Commentary

Politics And BBQ in Austin

Hugh Forrest, Chief Programming Officer, SXSW, opens the conference.
Photo Credit: Steve Rosenbaum / MagnifyMedia


I only go to Texas once a year. 

Lucky for me, my trip to Austin coincides with thousand of other people all traipsing through the Austin-Bergstrom Airport. They’re arriving at an annual gathering known as South By Southwest -- or SXSW, for the folks who know the acronym.

Every year SXSW is different. Historically, some of the internet's biggest apps were launched here, among them Twitter and FourSquare. 

So, I go to Austin to do some on-the-ground trend-spotting. This year the trends were notable both for who’s here, and who’s not. 

The international vibe of the conference is undeniable. At the panel I participated in, the audience questions came almost entirely from Latin American voices -- two of them from Brazil. And doing my reporter thing, I found languages in the elevator and on the streets more diverse than ever. This is a welcome change, a diversity of ideas and questions that was much appreciated.

Missing this year were the big brand activations -- that’s industryspeak for any time a brand does a real-world physical event to reach out to customers.  In years past, SXSW has seen big expensive brand events from Fedex, McDonald's, HBO, Gatorade, Oreo and more. This year, most of the big brands stayed home. 

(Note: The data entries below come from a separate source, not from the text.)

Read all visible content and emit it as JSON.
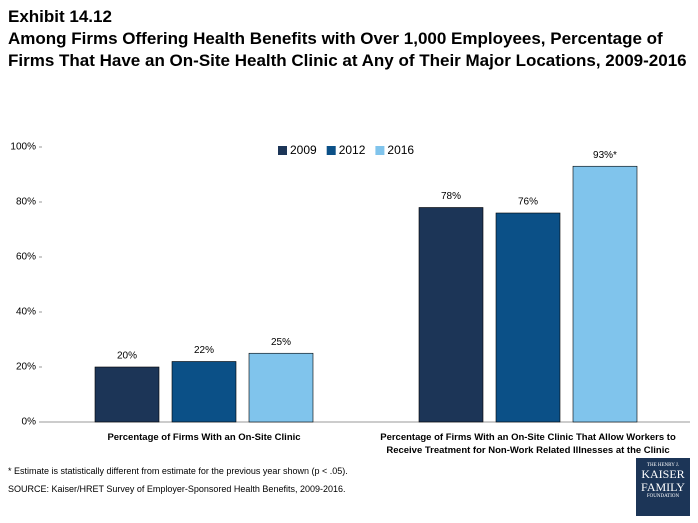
{
  "chart_data": {
    "type": "bar",
    "title": "Exhibit 14.12",
    "subtitle": "Among Firms Offering Health Benefits with Over 1,000 Employees, Percentage of Firms That Have an On-Site Health Clinic at Any of Their Major Locations, 2009-2016",
    "categories": [
      "Percentage of Firms With an On-Site Clinic",
      "Percentage of Firms With an On-Site Clinic That Allow Workers to Receive Treatment for Non-Work Related Illnesses at the Clinic"
    ],
    "series": [
      {
        "name": "2009",
        "color": "#1c3557",
        "values": [
          20,
          78
        ],
        "value_labels": [
          "20%",
          "78%"
        ]
      },
      {
        "name": "2012",
        "color": "#0b5087",
        "values": [
          22,
          76
        ],
        "value_labels": [
          "22%",
          "76%"
        ]
      },
      {
        "name": "2016",
        "color": "#80c4ec",
        "values": [
          25,
          93
        ],
        "value_labels": [
          "25%",
          "93%*"
        ]
      }
    ],
    "ylim": [
      0,
      100
    ],
    "yticks": [
      {
        "value": 0,
        "label": "0%"
      },
      {
        "value": 20,
        "label": "20%"
      },
      {
        "value": 40,
        "label": "40%"
      },
      {
        "value": 60,
        "label": "60%"
      },
      {
        "value": 80,
        "label": "80%"
      },
      {
        "value": 100,
        "label": "100%"
      }
    ],
    "grid": false,
    "legend": "top",
    "note": "* Estimate is statistically different from estimate for the previous year shown (p < .05).",
    "source": "SOURCE: Kaiser/HRET Survey of Employer-Sponsored Health Benefits, 2009-2016.",
    "logo": [
      "THE HENRY J.",
      "KAISER",
      "FAMILY",
      "FOUNDATION"
    ]
  }
}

It's hard to know if this is a trend, or just a year to dial back. 

At the same time, Austin is growing, with gleaming new hotels opening, and more on the way. 

The big noticeable trend this year was a focus on issues, both practical and political. With the 2020 presidential race now on the horizon, SXSW was on the calendar of an all-star list of Democratic hopefuls.

In attendance: Sens. Amy Klobuchar (Minn.) and Elizabeth Warren (Mass.); former U.S. Housing and Urban Development Secretary Julián Castro;  and former Colorado Governor John Hickenlooper. Then there was Starbucks CEO Howard Schultz.  All but Schultz have declared they will be running in next year's presidential election.  And if Schultz used Austin to test his message, he got a stiff cold breeze back. The crowd stayed silent during what he hoped would be an applause line.

Also attending: Rep. Alexandria Ocasio-Cortez (D-N.Y.), who sold out a massive convention hall with a passionate and appreciative audience.

On the internet side of the convention, SXSW Interactive, it was a year of pensive navel-gazing. Buzzfeed CEO Jonah Peretti told the crowd, “We need to keep fighting to make the internet great” -- without any sense of irony.  "We can’t just police bad content, we have to produce good content,” said Peretti.

The point illustrates the challenge facing platforms like Facebook and Twitter: It’s not just about banning Alex Jones, it’s about promoting the media companies that produce quality journalism, so more people are seeing thoroughly verified information.

No doubt, the questions being raised in Austin are relevant and timely.